L'insecte inspiré, dont le miel est un remède
النحل
Le Coran évoque l'abeille comme un signe de Dieu. Il dit que Dieu lui a « inspiré » (awhâ) de bâtir ses ruches dans les montagnes, les arbres et les abris des hommes, puis de butiner toutes les fleurs. De son corps sort une liqueur — le miel — aux couleurs variées et aux vertus curatives. Un être minuscule, guidé par Dieu, qui produit un remède pour les hommes.
Dans la sourate qui porte son nom, le Coran s'arrête sur l'abeille comme l'un des signes les plus admirables de la création. Le texte emploie un mot remarquable : Dieu a « inspiré » l'abeille (le terme arabe est awhâ, de la même racine que la révélation faite aux prophètes, mais ici au sens d'une inspiration instinctive placée en elle par Dieu).
Cette inspiration la guide : prendre demeure dans les montagnes, les arbres, et les ruches que les hommes lui aménagent ; puis butiner toutes sortes de fleurs et de nectars, en empruntant les chemins que Dieu lui a facilités.
De ce travail sort une liqueur — le miel — aux couleurs diverses, dont le Coran dit qu'elle contient « une guérison pour les hommes » (fîhi shifâʾun li-n-nâs). Et le Coran conclut : voilà bien un signe pour qui veut méditer. Comment un si petit être accomplit-il un travail si ordonné, et produit-il une telle merveille ? La réponse, pour le croyant, est dans la guidance de Dieu.
À noter aussi : le miel ne figure pas seulement ici-bas.
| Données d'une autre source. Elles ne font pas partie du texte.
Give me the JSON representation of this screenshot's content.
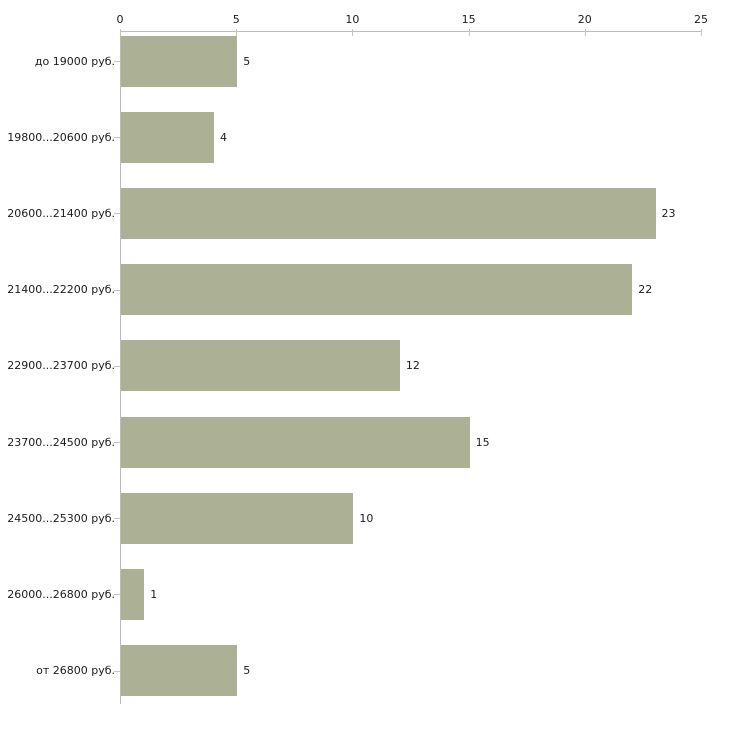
{
  "chart_data": {
    "type": "bar",
    "orientation": "horizontal",
    "title": "",
    "xlabel": "",
    "ylabel": "",
    "categories": [
      "до 19000 руб.",
      "19800...20600 руб.",
      "20600...21400 руб.",
      "21400...22200 руб.",
      "22900...23700 руб.",
      "23700...24500 руб.",
      "24500...25300 руб.",
      "26000...26800 руб.",
      "от 26800 руб."
    ],
    "values": [
      5,
      4,
      23,
      22,
      12,
      15,
      10,
      1,
      5
    ],
    "value_labels": [
      "5",
      "4",
      "23",
      "22",
      "12",
      "15",
      "10",
      "1",
      "5"
    ],
    "x_ticks": [
      0,
      5,
      10,
      15,
      20,
      25
    ],
    "xlim": [
      0,
      25
    ],
    "x_axis_position": "top",
    "grid": false,
    "legend": null,
    "colors": {
      "bar_fill": "#acb095",
      "axis_line": "#bbbbbb",
      "tick_mark": "#c5c8b0",
      "text": "#1c1c1c",
      "background": "#ffffff"
    }
  }
}
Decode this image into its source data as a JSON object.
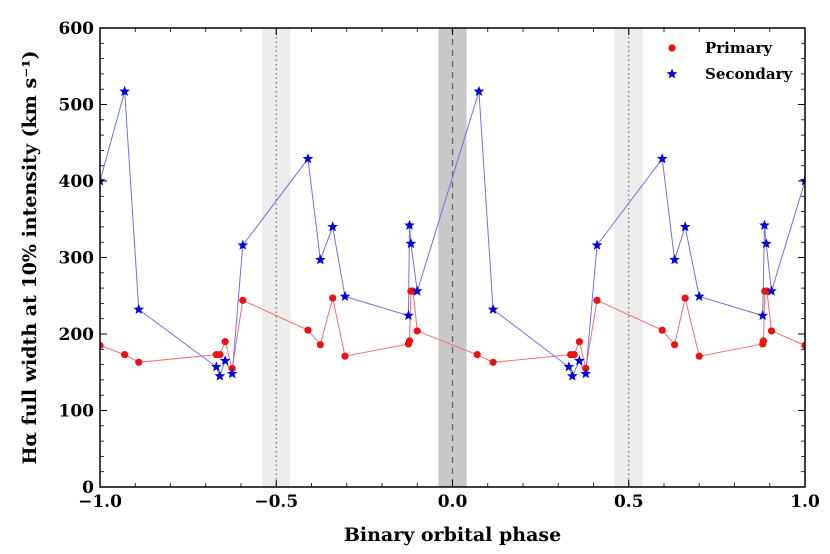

Le Coran décrit le Paradis comme parcouru de rivières — d'eau qui jamais ne s'altère, de lait, de vin et « de miel parfaitement pur » (sourate Muhammad, 47:15). Le texte ne précise pas l'origine de ce miel céleste, et n'établit pas qu'il proviendrait d'abeilles : c'est un délice créé par Dieu, dont Lui seul connaît la nature. On se garde d'affirmer ce que le Coran ne dit pas.
L'abeille enseigne l'ordre et l'utilité au service du bien : guidée par Dieu, elle travaille sans relâche, ne prend que le pur (le nectar des fleurs) et n'en sort que du pur et de l'utile (le miel). Elle est, dans la tradition, un modèle du croyant : discret, laborieux, qui ne se nourrit que de ce qui est bon et ne laisse derrière lui que du bien. Et elle invite à méditer sur la sagesse de Dieu dans Sa création.
وَأَوْحَىٰ رَبُّكَ إِلَى ٱلنَّحْلِ أَنِ ٱتَّخِذِى مِنَ ٱلْجِبَالِ بُيُوتًا وَمِنَ ٱلشَّجَرِ وَمِمَّا يَعْرِشُونَ
Quant aux abeilles, ton Seigneur leur a inspiré de trouver refuge dans les montagnes, les arbres et les abris que les hommes ont aménagés,
16:68
ثُمَّ كُلِى مِن كُلِّ ٱلثَّمَرَٰتِ فَٱسْلُكِى سُبُلَ رَبِّكِ ذُلُلًا ۚ يَخْرُجُ مِنۢ بُطُونِهَا شَرَابٌ مُّخْتَلِفٌ أَلْوَٰنُهُۥ فِيهِ شِفَآءٌ لِّلنَّاسِ
puis de butiner toutes sortes de nectars et d'emprunter les voies que leur Seigneur leur a rendues si aisées. De leurs jabots sort une liqueur aux vertus curatives et aux couleurs variées. Voilà bien un signe pour des hommes capables de le méditer.
16:69
Voici la description du Paradis promis à ceux qui craignent leur Seigneur : y coulent des rivières dont l'eau jamais ne s'altère, des rivières de lait gardant toujours la même saveur, des rivières de vin délicieux à boire et des rivières de miel parfaitement pur.